2. Implement compensating controls for unpatched AI vulnerabilities. With ~42.7% patch coverage, you cannot rely on vendor patches alone. Deploy WAF rules, network segmentation, input validation, and runtime monitoring as compensating controls.
3. Prioritize patching for the top-5 risk-score packages. If your stack includes torch, ollama, mlflow, gradio, or litellm, treat their CVEs as high-priority patch cycles — these combine high severity, active exploitation, and wide blast radius.

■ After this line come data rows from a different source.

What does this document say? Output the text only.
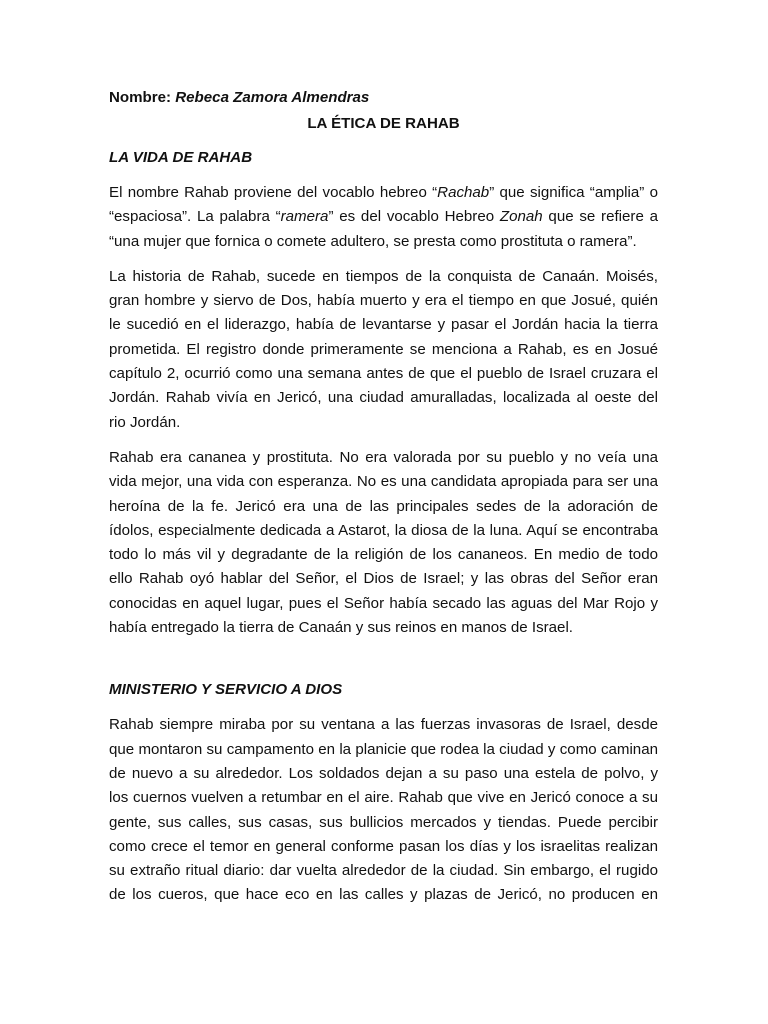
Nombre: Rebeca Zamora Almendras

LA ÉTICA DE RAHAB

LA VIDA DE RAHAB

El nombre Rahab proviene del vocablo hebreo “Rachab” que significa “amplia” o
“espaciosa”. La palabra “ramera” es del vocablo Hebreo Zonah que se refiere a
“una mujer que fornica o comete adultero, se presta como prostituta o ramera”.
La historia de Rahab, sucede en tiempos de la conquista de Canaán. Moisés,
gran hombre y siervo de Dos, había muerto y era el tiempo en que Josué, quién
le sucedió en el liderazgo, había de levantarse y pasar el Jordán hacia la tierra
prometida. El registro donde primeramente se menciona a Rahab, es en Josué
capítulo 2, ocurrió como una semana antes de que el pueblo de Israel cruzara el
Jordán. Rahab vivía en Jericó, una ciudad amuralladas, localizada al oeste del
rio Jordán.
Rahab era cananea y prostituta. No era valorada por su pueblo y no veía una
vida mejor, una vida con esperanza. No es una candidata apropiada para ser una
heroína de la fe. Jericó era una de las principales sedes de la adoración de
ídolos, especialmente dedicada a Astarot, la diosa de la luna. Aquí se encontraba
todo lo más vil y degradante de la religión de los cananeos. En medio de todo
ello Rahab oyó hablar del Señor, el Dios de Israel; y las obras del Señor eran
conocidas en aquel lugar, pues el Señor había secado las aguas del Mar Rojo y
había entregado la tierra de Canaán y sus reinos en manos de Israel.

MINISTERIO Y SERVICIO A DIOS

Rahab siempre miraba por su ventana a las fuerzas invasoras de Israel, desde
que montaron su campamento en la planicie que rodea la ciudad y como caminan
de nuevo a su alrededor. Los soldados dejan a su paso una estela de polvo, y
los cuernos vuelven a retumbar en el aire. Rahab que vive en Jericó conoce a su
gente, sus calles, sus casas, sus bullicios mercados y tiendas. Puede percibir
como crece el temor en general conforme pasan los días y los israelitas realizan
su extraño ritual diario: dar vuelta alrededor de la ciudad. Sin embargo, el rugido
de los cueros, que hace eco en las calles y plazas de Jericó, no producen en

4. Monitor OpenSSF Scorecards for your AI dependencies. Packages with scores below 4/10 are statistically more likely to have slow or missing patch cycles. Treat that as a red flag in procurement decisions.
5. Budget for AI-specific vulnerability management. The patch gap means your team will spend disproportionate time on workarounds, compensating controls, and risk acceptances for AI components. Plan staffing and tooling accordingly.

Methodology

Time-to-patch metrics are derived from `cve_products.first_patched_version` — the earliest fixed version recorded against a CVE for a given package. Patch coverage is the share of CVE-product associations with a non-null patched version. Risk scores combine 7+ signals: CVE volume, severity distribution, EPSS exploitation probability, KEV status, blast radius (downstream dependents), OpenSSF scorecard, and patch responsiveness. Data sources include NVD, GitHub Security Advisories, PyPI, npm, OSV, and vendor changelogs. All numeric values in this analysis are pulled live from the database on every page load.